Hong Pheng ហុង ផេង

Personal information
- Full name: Hong Pheng
- Date of birth: November 1, 1989 (age 36)
- Place of birth: Battambang, Cambodia
- Height: 1.75 m (5 ft 9 in)
- Position: Center back

Senior career*
- Years: Team / Apps / (Gls)
- 2011: Baksey Chamkrong
- 2011–2014: Phnom Penh Crown
- 2014–2021: Boeung Ket

International career^{‡}
- 2014–2018: Cambodia / 24 / (1)

Managerial career
- 2023–2024: Boeung Ket (interim)

= Hong Pheng =

Cambodian footballer

Hong Pheng (born 1 November 1989) is a Cambodian football manager and former player who last played as a center back and a team captain for Boeung Ket in the Cambodian League, and also the Cambodia national team. He currently serves as the team manager for Boeung Ket.

==Career==
Hong Pheng started his career with Baksey Chamkrong, and after a couple impressive seasons joined
Phnom Penh Crown in 2011. However, he had limited playing opportunities at the club, and three years later joined rivals Boeung Ket Angkor.
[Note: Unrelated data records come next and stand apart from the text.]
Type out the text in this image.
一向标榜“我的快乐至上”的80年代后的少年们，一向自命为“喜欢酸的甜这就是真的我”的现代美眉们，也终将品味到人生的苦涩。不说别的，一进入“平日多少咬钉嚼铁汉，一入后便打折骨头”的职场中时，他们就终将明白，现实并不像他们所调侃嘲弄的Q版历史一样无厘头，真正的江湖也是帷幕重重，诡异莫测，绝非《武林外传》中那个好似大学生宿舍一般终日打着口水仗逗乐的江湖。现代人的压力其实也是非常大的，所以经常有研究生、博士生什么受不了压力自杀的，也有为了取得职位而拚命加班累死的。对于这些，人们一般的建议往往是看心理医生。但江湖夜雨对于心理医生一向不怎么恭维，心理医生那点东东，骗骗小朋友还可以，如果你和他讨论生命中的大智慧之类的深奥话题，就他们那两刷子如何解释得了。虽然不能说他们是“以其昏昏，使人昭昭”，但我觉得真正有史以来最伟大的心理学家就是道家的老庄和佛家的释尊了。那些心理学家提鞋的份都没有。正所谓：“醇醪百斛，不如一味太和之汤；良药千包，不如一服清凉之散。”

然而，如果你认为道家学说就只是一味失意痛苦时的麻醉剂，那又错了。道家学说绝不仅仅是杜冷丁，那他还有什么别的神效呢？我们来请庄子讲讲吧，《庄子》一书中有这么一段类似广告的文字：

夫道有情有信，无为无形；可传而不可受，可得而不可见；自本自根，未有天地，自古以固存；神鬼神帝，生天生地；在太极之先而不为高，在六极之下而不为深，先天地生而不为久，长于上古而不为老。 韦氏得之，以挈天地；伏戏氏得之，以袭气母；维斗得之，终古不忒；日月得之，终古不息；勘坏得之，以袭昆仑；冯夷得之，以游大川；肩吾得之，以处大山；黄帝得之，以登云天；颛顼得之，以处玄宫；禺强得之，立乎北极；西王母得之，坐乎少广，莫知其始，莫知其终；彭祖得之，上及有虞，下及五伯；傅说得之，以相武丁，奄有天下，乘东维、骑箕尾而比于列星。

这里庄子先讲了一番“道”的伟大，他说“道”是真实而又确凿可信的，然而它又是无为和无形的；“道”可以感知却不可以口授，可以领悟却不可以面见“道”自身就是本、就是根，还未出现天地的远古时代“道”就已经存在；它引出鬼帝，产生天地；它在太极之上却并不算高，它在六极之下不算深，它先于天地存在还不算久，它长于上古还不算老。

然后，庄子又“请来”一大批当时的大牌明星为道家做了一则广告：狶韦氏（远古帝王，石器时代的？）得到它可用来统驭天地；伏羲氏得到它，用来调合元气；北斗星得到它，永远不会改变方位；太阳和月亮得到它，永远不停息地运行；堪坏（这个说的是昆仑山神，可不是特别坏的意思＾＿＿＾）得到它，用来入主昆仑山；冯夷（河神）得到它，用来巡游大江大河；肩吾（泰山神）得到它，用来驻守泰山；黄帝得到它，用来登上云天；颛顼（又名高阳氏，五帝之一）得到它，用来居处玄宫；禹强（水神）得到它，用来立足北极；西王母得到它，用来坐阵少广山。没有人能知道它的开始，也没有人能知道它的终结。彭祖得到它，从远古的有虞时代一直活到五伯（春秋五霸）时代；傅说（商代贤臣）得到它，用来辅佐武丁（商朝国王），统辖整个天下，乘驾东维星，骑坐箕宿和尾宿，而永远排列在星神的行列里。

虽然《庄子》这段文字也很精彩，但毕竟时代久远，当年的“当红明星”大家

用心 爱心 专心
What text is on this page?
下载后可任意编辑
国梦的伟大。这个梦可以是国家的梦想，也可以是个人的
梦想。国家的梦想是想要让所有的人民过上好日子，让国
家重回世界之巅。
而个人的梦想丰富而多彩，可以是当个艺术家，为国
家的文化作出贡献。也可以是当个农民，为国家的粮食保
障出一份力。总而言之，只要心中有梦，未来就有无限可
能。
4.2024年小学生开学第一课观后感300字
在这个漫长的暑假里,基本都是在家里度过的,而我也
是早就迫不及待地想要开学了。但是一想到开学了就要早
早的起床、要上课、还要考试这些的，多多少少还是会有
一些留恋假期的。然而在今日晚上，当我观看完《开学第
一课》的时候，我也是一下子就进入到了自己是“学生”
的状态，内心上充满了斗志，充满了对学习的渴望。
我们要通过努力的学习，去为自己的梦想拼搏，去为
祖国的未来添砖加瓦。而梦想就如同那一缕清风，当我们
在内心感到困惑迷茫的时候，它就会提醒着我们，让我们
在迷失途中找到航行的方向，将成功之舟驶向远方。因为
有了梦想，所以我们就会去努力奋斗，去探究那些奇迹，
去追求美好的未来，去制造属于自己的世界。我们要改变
Hong Pheng made his international debut against Malaysia on 20 September 2014.

==International career==
Hong Pheng represented Cambodia at international level and scored his first goal for his country on 7 June 2016 in a 2019 AFC Asian Cup qualification match against Chinese Taipei.

===International goals===
As of match played 7 June 2016. Cambodia score listed first, score column indicates score after each Pheng goal.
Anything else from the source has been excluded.